Но я уже подустал от этого, притомился ждать, я насмотрелся на этих весельчаков-победителей, я видел их в кафе «Студентерлюнден» в центре и за городом на Эстмарксэтере, на пляжах Ингерстранд и Фагерстранд, когда мы плавали туда на взятых в прокате лодках, и в разных других местах, и они неизменно кричали, пели, веселились и не желали понять, что праздники отгремели и закончились. Поэтому мы смотрели не в сторону фьорда, там не происходило ничего достойного нашего ожидания. В тот день мы, сестра и я, занимались другим: мы стояли у окна, впившись взглядом в дорогу к дому, по которой вдоль по крутой Нильсенбаккен медленно поднимался от станции Льян мой отец, война кончилась, он возвращался из Швеции, с большим опозданием, с большой осторожностью, в поношенном сером костюме с серым рюкзаком за плечами, из которого торчало что-то вроде удочек, ноги не несли его, он не хромал, не был, насколько мы могли видеть, искалечен, но двигался слишком медленно, словно бы в большой тишине, в вакууме, а почему мы маячили у окна, а не примчались на станцию задолго до прихода поезда или не бросились вниз по дороге ему навстречу, этого я сегодня не вспомню. Возможно, от смущения. Про себя я это могу точно сказать: потому что в то время я постоянно всего смущался, а мама стояла в дверях на первом этаже, и кусала губы, и комкала в руках насквозь мокрый платок, и не могла стоять спокойно. Она переступала с ноги на ногу, как будто бы ей приспичило в туалет, но вот не выдержала, отлепилась от косяка, кинулась вниз по дороге и на глазах зорких наблюдателей из нескольких окрестных садов припала телом к отцу. Она не могла иначе и должна была сделать так, к тому же она была молода и легка на ногу, но я помню ее такой, какой она стала потом: ожесточившейся, странной, грузной.
Отец знал, что встретят его так, у меня нет сомнений. Мы не видели его восемь месяцев и ничего не слышали о нем до позавчерашнего дня, так что мы знали, что он возвращается. Сестра сорвалась с места и затопала вниз, выскочила на дорогу и побежала, точь-в-точь повторяя каждое мамино движение, к большому моему смущению, ибо я мог только тихо ковылять за ней следом, и это тоже давалось с трудом, так уж я был скроен. Я встал у почтового ящика. Оперся о него спиной и смотрел, как эти две прямо посреди дороги вешаются отцу на шею. Поверх их голов я видел глаза отца, сначала беспомощные, растерянные, а потом он посмотрел на меня, а я на него. Я осторожно кивнул. Он кивнул в ответ и робко улыбнулся, только мне одному, заговорщицки, и я понял, что отныне нас с ним двое, что мы заключили союз. И хотя его так долго не было, он казался мне даже ближе, чем до войны. Мне было двенадцать, и в одно мгновение моя жизнь переориентировалась с одного маяка на другой, с нее на него, и взяла новое направление.
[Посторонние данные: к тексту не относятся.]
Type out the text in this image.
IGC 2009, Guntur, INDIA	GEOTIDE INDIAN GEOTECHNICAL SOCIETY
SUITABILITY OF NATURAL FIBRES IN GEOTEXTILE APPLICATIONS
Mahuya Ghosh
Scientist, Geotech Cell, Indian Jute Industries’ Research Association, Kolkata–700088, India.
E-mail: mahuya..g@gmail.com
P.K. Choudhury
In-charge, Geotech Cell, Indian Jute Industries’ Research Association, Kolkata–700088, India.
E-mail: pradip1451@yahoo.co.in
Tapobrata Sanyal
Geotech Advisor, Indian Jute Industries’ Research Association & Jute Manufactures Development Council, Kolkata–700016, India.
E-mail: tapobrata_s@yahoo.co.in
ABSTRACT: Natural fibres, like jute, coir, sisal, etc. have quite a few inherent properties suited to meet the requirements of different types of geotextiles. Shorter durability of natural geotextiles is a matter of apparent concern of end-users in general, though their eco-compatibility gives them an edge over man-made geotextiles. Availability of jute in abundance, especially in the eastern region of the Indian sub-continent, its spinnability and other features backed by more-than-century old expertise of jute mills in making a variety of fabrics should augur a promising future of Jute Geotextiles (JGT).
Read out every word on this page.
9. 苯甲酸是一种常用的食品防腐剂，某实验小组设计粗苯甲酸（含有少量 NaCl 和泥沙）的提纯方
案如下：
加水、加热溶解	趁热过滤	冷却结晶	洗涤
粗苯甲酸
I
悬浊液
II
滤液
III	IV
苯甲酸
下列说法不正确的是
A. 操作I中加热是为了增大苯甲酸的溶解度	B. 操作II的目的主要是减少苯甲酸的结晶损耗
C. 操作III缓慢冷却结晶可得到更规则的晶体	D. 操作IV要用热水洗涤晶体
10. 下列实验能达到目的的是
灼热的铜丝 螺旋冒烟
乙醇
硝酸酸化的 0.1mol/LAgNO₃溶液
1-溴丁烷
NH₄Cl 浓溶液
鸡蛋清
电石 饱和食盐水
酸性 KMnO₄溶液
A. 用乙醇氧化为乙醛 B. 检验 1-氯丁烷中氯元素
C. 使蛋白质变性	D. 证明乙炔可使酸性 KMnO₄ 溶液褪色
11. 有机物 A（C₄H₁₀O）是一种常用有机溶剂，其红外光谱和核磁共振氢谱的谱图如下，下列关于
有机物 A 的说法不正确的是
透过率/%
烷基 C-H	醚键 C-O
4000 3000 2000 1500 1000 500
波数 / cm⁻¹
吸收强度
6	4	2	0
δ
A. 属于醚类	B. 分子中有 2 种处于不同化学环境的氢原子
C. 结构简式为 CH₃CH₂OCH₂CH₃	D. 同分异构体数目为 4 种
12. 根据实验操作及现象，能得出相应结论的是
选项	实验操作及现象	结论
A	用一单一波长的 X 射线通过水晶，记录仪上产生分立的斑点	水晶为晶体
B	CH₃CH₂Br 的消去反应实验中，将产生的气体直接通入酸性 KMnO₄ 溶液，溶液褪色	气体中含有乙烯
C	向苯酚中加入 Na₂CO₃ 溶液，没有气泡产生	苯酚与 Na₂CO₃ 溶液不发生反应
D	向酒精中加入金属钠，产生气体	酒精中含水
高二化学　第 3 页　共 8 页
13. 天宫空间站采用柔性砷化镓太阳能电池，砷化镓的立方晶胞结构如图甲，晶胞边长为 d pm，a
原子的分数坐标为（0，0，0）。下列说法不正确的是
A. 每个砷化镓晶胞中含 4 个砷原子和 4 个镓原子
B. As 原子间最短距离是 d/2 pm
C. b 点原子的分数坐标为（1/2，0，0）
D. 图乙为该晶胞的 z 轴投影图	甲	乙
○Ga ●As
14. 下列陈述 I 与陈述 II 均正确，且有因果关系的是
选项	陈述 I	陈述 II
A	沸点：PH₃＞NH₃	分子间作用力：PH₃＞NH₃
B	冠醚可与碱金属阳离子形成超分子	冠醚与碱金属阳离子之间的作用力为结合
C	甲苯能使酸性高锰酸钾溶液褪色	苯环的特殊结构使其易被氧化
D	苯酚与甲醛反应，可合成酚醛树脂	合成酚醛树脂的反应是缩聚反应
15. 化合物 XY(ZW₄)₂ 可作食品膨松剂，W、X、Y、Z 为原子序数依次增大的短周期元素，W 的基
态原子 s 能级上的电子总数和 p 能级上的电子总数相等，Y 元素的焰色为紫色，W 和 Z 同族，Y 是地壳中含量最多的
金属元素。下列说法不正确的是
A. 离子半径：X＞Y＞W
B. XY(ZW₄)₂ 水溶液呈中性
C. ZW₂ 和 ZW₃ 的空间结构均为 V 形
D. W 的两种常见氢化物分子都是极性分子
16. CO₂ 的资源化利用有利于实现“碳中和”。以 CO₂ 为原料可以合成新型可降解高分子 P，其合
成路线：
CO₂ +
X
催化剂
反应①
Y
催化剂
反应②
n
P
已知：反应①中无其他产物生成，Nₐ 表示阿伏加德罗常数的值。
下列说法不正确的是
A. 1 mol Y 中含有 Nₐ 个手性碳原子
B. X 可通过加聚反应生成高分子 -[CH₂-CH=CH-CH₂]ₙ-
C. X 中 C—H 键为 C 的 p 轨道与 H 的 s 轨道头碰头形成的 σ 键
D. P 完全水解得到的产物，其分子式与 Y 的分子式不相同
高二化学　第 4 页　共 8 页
Возможно, я выдавал желаемое за действительное.
Я дотрюхиваю до своей заснеженной скамейки у самого берега Лебединого озера, как я называю его на детский манер, в свете фонарика озеро черно и просторно. Лед еще не встал, таких холодов пока не было. И лебедей тоже не видно, в такую рань. Ночью они хоронятся в густых камышах на берегу, спят, спрятав под крыло головы, их длинные шеи похожи на петли в оплетке оперения, согнутые в белые дуги, я так и вижу это, и они не выплывут, пока солнце не взойдет шкурить берег вдоль воды, пока открытой. О том, что лебеди делают, когда озеро замерзает, я, признаться, вообще не думал. Улетают ли они к незамерзающим морям, остаются ли они тут до весны, проводят ли зиму в Норвегии? Надо мне будет почитать про это.
Я счищаю рукой снег со скамейки, вожу по ней варежкой большими кругами, наконец, натягиваю куртку пониже и сажусь на нее. Лира возится в снегу и фыркает от удовольствия, раскапывает лунку, валится на спину и катается туда-сюда, задрав лапы кверху, и елозит по снегу задом, вбирая в себя запах, оставленный кем-то. Лисом, возможно. Тогда придется ее дома помыть, потому что такое уже случалось и я знаю, какая от этого вонь по всему дому. Но сейчас пока я могу сидеть в сумерках здесь у Лебединого озера и думать о чем захочу.
15
Я поднимаюсь вверх по горке назад к своему дому. Красно-желтый дневной свет решительно заливает все, температура растет, лицо горит, и уже понятно, что снег стает почти весь еще сегодня. И независимо от того, что я думал раньше, сию секунду меня это огорчает.
Во дворе рядом с моей машиной стоит еще одна. Я вижу еще с дорожки: «мицубиси» белого цвета, примерно такой, каким я сам думал обзавестись, потому что у него суровый грубоватый вид, который подходит к дому, который я купил и куда скоро уеду, в таком свете всё мне представлялось тогда, когда я наконец сумел принять решение, – довольно суровым, грубоватым, мне это нравилось, я тоже слегка одичал от трех лет жизни в стеклянном коридоре, где чуть шелохнешься, все идет трещинами, и первая рубашка, которой я соблазнился после переезда, была толстая байковая ковбойка в красно-черную клетку, я не носил таких с пятидесятых годов.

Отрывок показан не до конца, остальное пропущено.